Rivaux devenus partenaires
Autrefois ennemis, le G9 et le G-Pèp coopèrent maintenant au sein d’une alliance solide. Les rivalités locales persistent, mais la coordination sociale et culturelle — carnavals, fêtes, collaborations artistiques — consolide leur cohésion et attire de nouveaux groupes, étendant leur influence au-delà de Port-au-Prince.

Une force armée redoutable
La coalition compte 12 000 à 20 000 membres, dont 3 000 à 4 000 très armés, avec des unités d’élite capables de prendre le contrôle de zones stratégiques comme la côte des Arcadins ou Kenscoff. Leur puissance pourrait paralyser la capitale, mais ils privilégient aujourd’hui la négociation et l’influence politique plutôt que la confrontation directe.
Une économie criminelle diversifiée
Extorsions, péages sur routes, kidnappings terrestres et maritimes, vols de marchandises et trafic de drogue : les gangs génèrent des revenus considérables et s’affranchissent des élites politiques et économiques. Chaque chef conserve son autonomie, certains leaders imposant des règles pour faciliter la négociation et préserver leur image publique.

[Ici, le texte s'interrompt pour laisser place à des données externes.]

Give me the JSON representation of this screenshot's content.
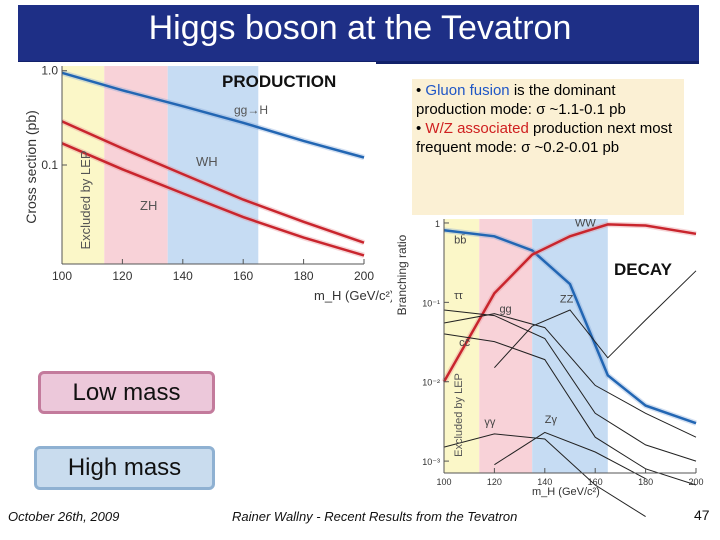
{
  "title": "Higgs boson at the Tevatron",
  "production_label": "PRODUCTION",
  "decay_label": "DECAY",
  "bullets": {
    "b1_prefix": "• ",
    "b1_highlight": "Gluon fusion",
    "b1_rest": " is the dominant production mode: σ ~1.1-0.1 pb",
    "b2_prefix": "• ",
    "b2_highlight": "W/Z associated",
    "b2_rest": " production next most frequent mode: σ ~0.2-0.01 pb"
  },
  "low_mass": "Low mass",
  "high_mass": "High mass",
  "footer": {
    "date": "October 26th, 2009",
    "author": "Rainer Wallny - Recent Results from the Tevatron",
    "page": "47"
  },
  "colors": {
    "title_bg": "#1e2f86",
    "lep_band": "#fbf7c8",
    "low_band": "#f8d2d8",
    "high_band": "#c6dcf3",
    "red_curve": "#c9252d",
    "blue_curve": "#2266b3"
  },
  "chart_data": [
    {
      "type": "line",
      "title": "PRODUCTION",
      "xlabel": "m_H (GeV/c²)",
      "ylabel": "Cross section (pb)",
      "xlim": [
        100,
        200
      ],
      "yscale": "log",
      "x_ticks": [
        "100",
        "120",
        "140",
        "160",
        "180",
        "200"
      ],
      "y_ticks": [
        "1.0",
        "0.1"
      ],
      "bands": [
        {
          "name": "Excluded by LEP",
          "from": 100,
          "to": 114
        },
        {
          "name": "low mass",
          "from": 114,
          "to": 135
        },
        {
          "name": "high mass",
          "from": 135,
          "to": 165
        }
      ],
      "series": [
        {
          "name": "gg→H",
          "x": [
            100,
            120,
            140,
            160,
            180,
            200
          ],
          "values": [
            0.95,
            0.62,
            0.42,
            0.28,
            0.18,
            0.12
          ]
        },
        {
          "name": "WH",
          "x": [
            100,
            120,
            140,
            160,
            180,
            200
          ],
          "values": [
            0.29,
            0.15,
            0.08,
            0.043,
            0.025,
            0.015
          ]
        },
        {
          "name": "ZH",
          "x": [
            100,
            120,
            140,
            160,
            180,
            200
          ],
          "values": [
            0.17,
            0.09,
            0.05,
            0.028,
            0.017,
            0.011
          ]
        }
      ],
      "annotations": [
        "gg→H",
        "WH",
        "ZH",
        "Excluded by LEP"
      ]
    },
    {
      "type": "line",
      "title": "DECAY",
      "xlabel": "m_H (GeV/c²)",
      "ylabel": "Branching ratio",
      "xlim": [
        100,
        200
      ],
      "yscale": "log",
      "x_ticks": [
        "100",
        "120",
        "140",
        "160",
        "180",
        "200"
      ],
      "y_ticks": [
        "1",
        "10⁻¹",
        "10⁻²",
        "10⁻³"
      ],
      "bands": [
        {
          "name": "Excluded by LEP",
          "from": 100,
          "to": 114
        },
        {
          "name": "low mass",
          "from": 114,
          "to": 135
        },
        {
          "name": "high mass",
          "from": 135,
          "to": 165
        }
      ],
      "series": [
        {
          "name": "bb̄",
          "x": [
            100,
            120,
            135,
            150,
            165,
            180,
            200
          ],
          "values": [
            0.81,
            0.68,
            0.45,
            0.17,
            0.012,
            0.005,
            0.003
          ]
        },
        {
          "name": "WW",
          "x": [
            100,
            120,
            135,
            150,
            165,
            180,
            200
          ],
          "values": [
            0.01,
            0.13,
            0.4,
            0.68,
            0.96,
            0.93,
            0.73
          ]
        },
        {
          "name": "ZZ",
          "x": [
            120,
            135,
            150,
            165,
            180,
            200
          ],
          "values": [
            0.015,
            0.05,
            0.08,
            0.02,
            0.06,
            0.25
          ]
        },
        {
          "name": "ττ",
          "x": [
            100,
            120,
            140,
            160,
            180,
            200
          ],
          "values": [
            0.08,
            0.068,
            0.035,
            0.004,
            0.0016,
            0.001
          ]
        },
        {
          "name": "gg",
          "x": [
            100,
            120,
            140,
            160,
            180,
            200
          ],
          "values": [
            0.055,
            0.072,
            0.048,
            0.009,
            0.004,
            0.002
          ]
        },
        {
          "name": "cc̄",
          "x": [
            100,
            120,
            140,
            160,
            180,
            200
          ],
          "values": [
            0.04,
            0.032,
            0.019,
            0.002,
            0.0008,
            0.0005
          ]
        },
        {
          "name": "γγ",
          "x": [
            100,
            120,
            140,
            160,
            180
          ],
          "values": [
            0.0015,
            0.0022,
            0.0019,
            0.0005,
            0.0002
          ]
        },
        {
          "name": "Zγ",
          "x": [
            120,
            140,
            160,
            180
          ],
          "values": [
            0.0009,
            0.0023,
            0.0013,
            0.0006
          ]
        }
      ],
      "annotations": [
        "bb̄",
        "WW",
        "ZZ",
        "ττ",
        "gg",
        "cc̄",
        "γγ",
        "Zγ",
        "Excluded by LEP"
      ]
    }
  ]
}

Influence politique stratégique
La coalition ne cherche pas à prendre le pouvoir par la force, mais à s’infiltrer dans l’administration, obtenir des garanties d’amnistie et sécuriser ses intérêts. Début 2024, elle a paralysé Port-au-Prince pendant trois mois et forcé la démission du Premier ministre. Avec le changement d’administration prévu en février 2026, la coalition pourrait placer des alliés politiques prêts à négocier selon ses conditions.
La coalition « Vivre ensemble » est une criminalité organisée à l’échelle stratégique. Contrôle territorial, revenus diversifiés et influence politique directe font de ces gangs un acteur incontournable qui complique sérieusement le rétablissement de la sécurité et de l’État de droit en Haïti.